Learn how to estimate the size of your cluster based on network and disk throughput requirements.

There are many variables that go into determining the correct hardware footprint for a Kafka cluster. The most accurate way to model your use case is to simulate the load you expect on your own hardware. You can do this using the load generation tools that ship with Kafka, kafka-producer-perf-test and kafka-consumer-perf-test.

However, if you want to size a cluster without simulation, a very simple rule could be to size the cluster based on the amount of disk-space required (which can be computed from the estimated rate at which you get data times the required data retention period).

A slightly more sophisticated estimation can be done based on network and disk throughput requirements. To make this estimation, let's plan for a use case with the following characteristics:

  • W - MB/sec of data that will be written
  • R - Replication factor
  • C - Number of consumer groups, that is the number of readers for each write

Kafka is mostly limited by the disk and network throughput.

The volume of writing expected is W * R (that is, each replica writes each message). Data is read by replicas as part of the internal cluster replication and also by consumers. Because every replicas but the master read each write, the read volume of replication is (R-1) * W. In addition each of the C consumers reads each write, so there will be a read volume of C * W. This gives the following:

  • Writes: W * R
  • Reads: (R+C- 1) * W

However, note that reads may actually be cached, in which case no actual disk I/O happens. We can model the effect of caching fairly easily. If the cluster has M MB of memory, then a write rate of W MB/second allows M/(W * R) seconds of writes to be cached. So a server with 32 GB of memory taking writes at 50 MB/second serves roughly the last 10 minutes of data from cache. Readers may fall out of cache for a variety of reasons—a slow consumer or a failed server that recovers and needs to catch up. An easy way to model this is to assume a number of lagging readers you to budget for.

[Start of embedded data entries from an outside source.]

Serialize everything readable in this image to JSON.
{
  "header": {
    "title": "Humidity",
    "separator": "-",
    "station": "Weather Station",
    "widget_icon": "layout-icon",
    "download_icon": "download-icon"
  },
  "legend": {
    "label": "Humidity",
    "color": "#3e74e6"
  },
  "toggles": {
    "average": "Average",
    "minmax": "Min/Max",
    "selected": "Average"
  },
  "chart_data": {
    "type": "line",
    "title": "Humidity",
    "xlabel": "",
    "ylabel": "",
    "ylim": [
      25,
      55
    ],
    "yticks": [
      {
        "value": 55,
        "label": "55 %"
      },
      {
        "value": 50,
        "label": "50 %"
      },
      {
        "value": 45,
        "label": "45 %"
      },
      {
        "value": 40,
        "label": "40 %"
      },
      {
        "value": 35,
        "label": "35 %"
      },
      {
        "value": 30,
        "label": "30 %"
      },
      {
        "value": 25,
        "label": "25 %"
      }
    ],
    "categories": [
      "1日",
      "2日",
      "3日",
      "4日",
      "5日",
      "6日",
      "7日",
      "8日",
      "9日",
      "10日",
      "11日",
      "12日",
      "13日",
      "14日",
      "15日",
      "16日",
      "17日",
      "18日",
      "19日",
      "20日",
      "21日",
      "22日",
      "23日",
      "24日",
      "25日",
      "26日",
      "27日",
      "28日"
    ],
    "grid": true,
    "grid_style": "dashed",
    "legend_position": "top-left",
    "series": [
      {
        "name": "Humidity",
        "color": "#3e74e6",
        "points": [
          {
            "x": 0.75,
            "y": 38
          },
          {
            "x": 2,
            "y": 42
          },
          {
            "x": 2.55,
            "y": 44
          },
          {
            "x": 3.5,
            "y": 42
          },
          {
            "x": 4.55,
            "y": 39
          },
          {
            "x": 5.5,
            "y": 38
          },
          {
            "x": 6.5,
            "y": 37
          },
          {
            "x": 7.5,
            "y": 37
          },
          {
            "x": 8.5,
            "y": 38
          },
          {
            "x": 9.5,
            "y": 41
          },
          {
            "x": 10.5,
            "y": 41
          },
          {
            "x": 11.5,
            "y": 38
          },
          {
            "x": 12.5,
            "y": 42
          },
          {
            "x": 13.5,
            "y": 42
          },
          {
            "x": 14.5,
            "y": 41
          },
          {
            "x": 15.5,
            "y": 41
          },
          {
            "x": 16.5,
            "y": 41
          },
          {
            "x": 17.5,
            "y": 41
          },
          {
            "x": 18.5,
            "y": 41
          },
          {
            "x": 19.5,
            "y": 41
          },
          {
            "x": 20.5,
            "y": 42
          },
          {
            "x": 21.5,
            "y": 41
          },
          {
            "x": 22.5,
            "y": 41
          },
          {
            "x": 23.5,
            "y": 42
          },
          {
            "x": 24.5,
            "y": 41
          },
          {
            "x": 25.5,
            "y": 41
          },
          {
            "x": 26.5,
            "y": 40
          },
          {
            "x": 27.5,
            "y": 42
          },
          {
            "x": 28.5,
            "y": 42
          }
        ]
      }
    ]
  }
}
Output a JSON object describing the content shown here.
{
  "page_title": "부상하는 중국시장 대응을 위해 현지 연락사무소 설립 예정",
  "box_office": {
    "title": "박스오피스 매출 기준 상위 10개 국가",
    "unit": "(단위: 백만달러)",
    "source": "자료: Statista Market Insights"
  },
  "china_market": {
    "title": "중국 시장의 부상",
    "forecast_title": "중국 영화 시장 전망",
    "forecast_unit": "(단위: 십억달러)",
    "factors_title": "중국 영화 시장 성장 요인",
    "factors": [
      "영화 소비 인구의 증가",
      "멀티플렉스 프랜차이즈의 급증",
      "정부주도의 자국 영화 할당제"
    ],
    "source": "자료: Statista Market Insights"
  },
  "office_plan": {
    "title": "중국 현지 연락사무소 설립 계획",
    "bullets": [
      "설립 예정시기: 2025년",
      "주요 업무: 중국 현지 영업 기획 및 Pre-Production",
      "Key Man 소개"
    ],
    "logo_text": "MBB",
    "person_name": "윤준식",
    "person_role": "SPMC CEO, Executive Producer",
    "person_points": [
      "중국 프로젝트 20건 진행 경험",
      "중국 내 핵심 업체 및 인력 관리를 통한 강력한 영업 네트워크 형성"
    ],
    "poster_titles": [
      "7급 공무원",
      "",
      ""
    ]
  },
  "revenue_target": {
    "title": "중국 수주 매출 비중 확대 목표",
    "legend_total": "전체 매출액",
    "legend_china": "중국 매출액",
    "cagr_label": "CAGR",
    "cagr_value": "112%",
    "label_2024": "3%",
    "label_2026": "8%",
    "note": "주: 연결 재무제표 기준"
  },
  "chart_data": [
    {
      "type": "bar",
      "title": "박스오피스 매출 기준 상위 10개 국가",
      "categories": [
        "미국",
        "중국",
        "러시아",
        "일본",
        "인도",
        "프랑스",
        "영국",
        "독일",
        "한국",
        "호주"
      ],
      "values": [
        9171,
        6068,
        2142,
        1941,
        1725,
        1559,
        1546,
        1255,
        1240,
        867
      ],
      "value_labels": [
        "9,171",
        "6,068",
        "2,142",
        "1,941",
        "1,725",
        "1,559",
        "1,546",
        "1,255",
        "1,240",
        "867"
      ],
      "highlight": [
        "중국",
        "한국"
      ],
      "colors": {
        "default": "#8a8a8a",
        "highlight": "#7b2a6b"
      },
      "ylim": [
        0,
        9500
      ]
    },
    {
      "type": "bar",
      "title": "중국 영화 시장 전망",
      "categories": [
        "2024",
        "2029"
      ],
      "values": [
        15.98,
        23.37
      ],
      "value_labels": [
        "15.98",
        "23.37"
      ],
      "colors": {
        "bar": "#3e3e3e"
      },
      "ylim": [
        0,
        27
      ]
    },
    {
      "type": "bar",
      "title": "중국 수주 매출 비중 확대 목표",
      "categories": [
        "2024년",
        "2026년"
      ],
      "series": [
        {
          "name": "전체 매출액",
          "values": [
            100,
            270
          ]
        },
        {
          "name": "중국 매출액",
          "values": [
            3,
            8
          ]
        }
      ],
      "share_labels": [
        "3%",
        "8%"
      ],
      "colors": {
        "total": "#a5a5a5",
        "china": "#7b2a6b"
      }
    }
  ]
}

To model this, let’s call the number of lagging readers L. A very pessimistic assumption would be that L = R + C -1, that is that all consumers are lagging all the time. A more realistic assumption might be to assume no more than two consumers are lagging at any given time.

Based on this, we can calculate our cluster-wide I/O requirements:

  • Disk Throughput (Read + Write): W * R + L * W
  • Network Read Throughput: (R + C -1) * W
  • Network Write Throughput: W * R

A single server provides a given disk throughput as well as network throughput. For example, if you have a 1 Gigabit Ethernet card with full duplex, then that would give 125 MB/sec read and 125 MB/sec write; likewise 6 7200 SATA drives might give roughly 300 MB/sec read + write throughput. Once we know the total requirements, as well as what is provided by one machine, you can divide to get the total number of machines needed. This gives a machine count running at maximum capacity, assuming no overhead for network protocols, as well as perfect balance of data and load. Since there is protocol overhead as well as imbalance, you want to have at least 2x this ideal capacity to ensure sufficient capacity.